"Quand je danse, je danse ; quand je dors, je dors ; voire et quand je me promène solitairement en un beau verger, si mes pensées se sont entretenues des occurrences étrangères quelque partie du temps, quelque autre partie je les ramène à la promenade, au verger, à la douceur de cette solitude, et à moi.
Nature a maternellement observé cela, que les actions qu'elle nous a enjointes pour notre besoin nous fussent aussi voluptueuses ; et nous y convie, non seulement par la raison, mais aussi par l'appétit : c'est injustice de corrompre ses règles." Montaigne, "De l'expérience", Essais, Livre III (1588)

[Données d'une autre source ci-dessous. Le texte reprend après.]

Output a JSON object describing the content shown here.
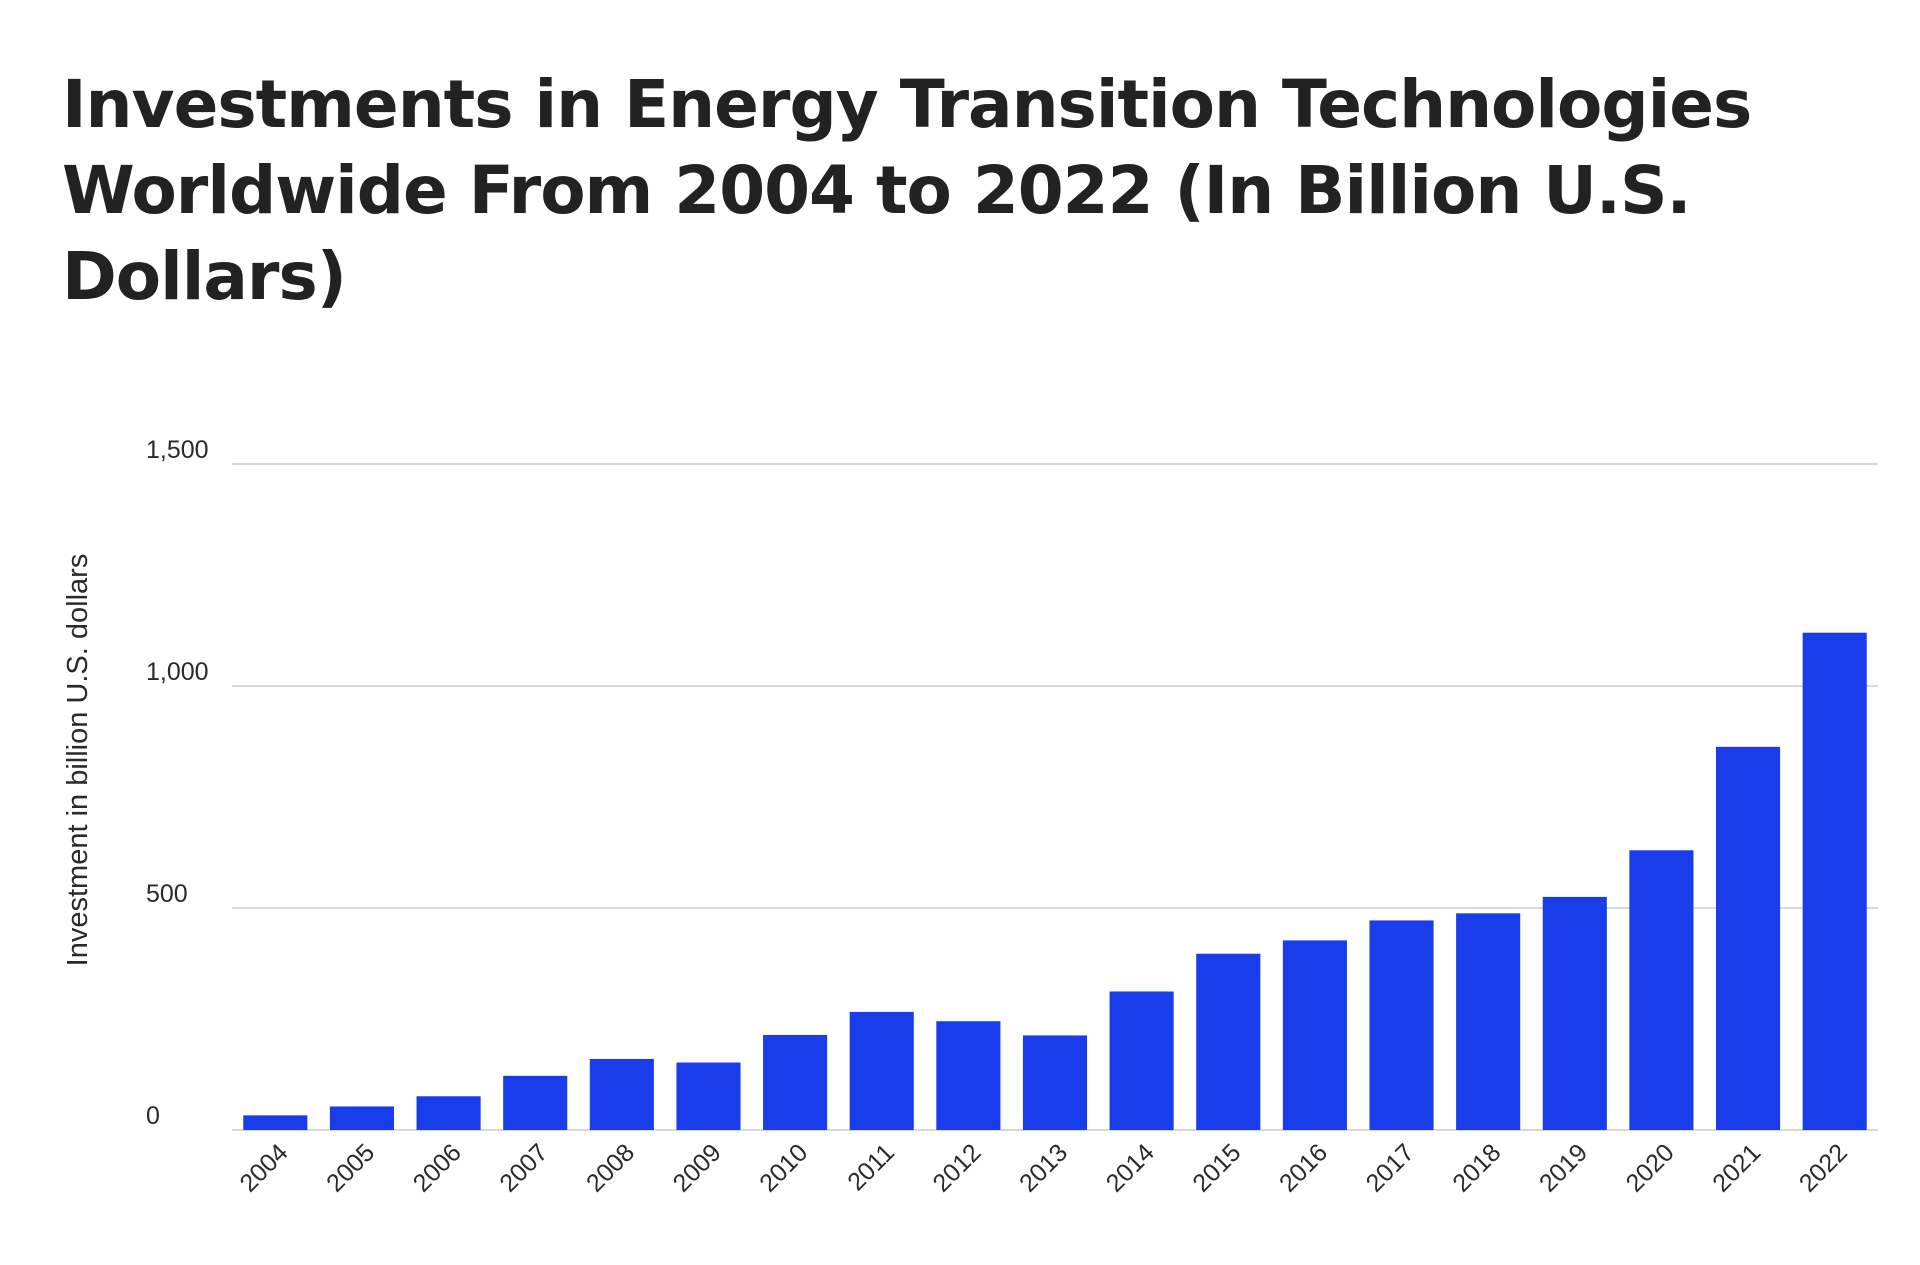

Joy of Life fait partie de cette légion de groupes formés dans la continuité de Joy Division, étant plongée dans l'ombre de ces derniers et pratiquant ainsi une musique qu'en cette période (84-88) de moins en moins de personne n'avait envie d'entendre. Si son nom fait moins référence au livre éponyme de Zola qu'à une des vocalistes (difficile de dire "chanteuses" quand même) du groupe punk Crass - Joy de Vivre (très joli) - la musique de Joy of Life explore tout les clichés de la musique post-punk tendance gris sibérien - voix grave, basse en avant, guitare jouée à la lame de rasoir, rythmique martiale, synthé glacial -, mais dispose de tout le talent nécessaire à nous la rendre sympathique. On croirait d'ailleurs que les paroles sont des vulgarisations issues d'un recueil de Nietzsche, ou plus encore de Cioran, notamment sur le martial Warrior Creed où l'on peut entendre : "I have no home: I make awareness my home. I have no life and death: I make the tides of breathing my life and death. I have no divine powers: I make honesty my divine power. I have no means: I make understanding my means. I have no secrets: I make character my secret." ;
Et de la joie de vivre aux odes à la Nature et à l'Homme de Giono, il n'y a qu'un pas. Écrivain de la terre et de "l’écho en soi de la souffrance de l’autre", j'admire Giono et plus particulièrement son recueil de nouvelles au titre évocateur : Solitude de la pitié, d'où je tire un extrait du texte le plus fantastique de tous - "Prélude de pan" - :
"ça virait, ça tournait.
On avait de la poussière jusqu'au ventre, et la sueur coulait de nous comme de la pluie, et c'était sur le parquet de bois un tonnerre de pieds, et on entendait les han, han, du gros Boniface, et les tables qui se cassaient, et les chaises qu'on écrasait, et le verre des verres et des bouteilles qu'on broyait sous les gros souliers avec le bruit que font les porcs en mangeant les pois chiches et il y avait une épaisse odeur d'absinthe et de sirop qui nous serrait la tête comme dans des tenailles.
À vrai dire, dans tout ça, l'Antoine n'était pas pour grand'chose. Au milieu de tout ce vacarme, on n'entend plus sa musique. Elle était perdue, dans tout ça. On le voyait seulement au hasard des virevoltes, qui brassait son instrument avec la rage qu'on mettait, nous autres, à danser. ça n'était donc pas la musique qui nous ensorcelait, mais une chose terrible qui était entrée dans notre cœur en même temps que les regards tristes de l'homme. C'était plus fort que nous. On avait l'air de se souvenir d'anciens gestes, de vieux gestes qu'au bout de la chaîne des hommes, les premiers hommes avaient faits.
ça avait ouvert dans notre poitrine comme une trappe de cave et il en était sorti toutes les forces noires de la création. Et alors, comme maintenant on était trop petit pour ça, ça agitait notre sac de peau comme des chats enfermés dans un sac de toile. C'est raconté à ma manière, mais je n'en sais pas plus ; et puis, c'est déjà bien beau de pouvoir vous le dire comme ça, tiré du mitan de cette chamade.
La colombe s'était posée sur l'épaule de l'homme. Elle caressait du bec son aile malade.
On dansait, comme ça, depuis, qui sait ? On ne sais pas.
Et, tout d'un coup, je sentis monter au fond de moi comme une fureur ; l'abomination des abominations."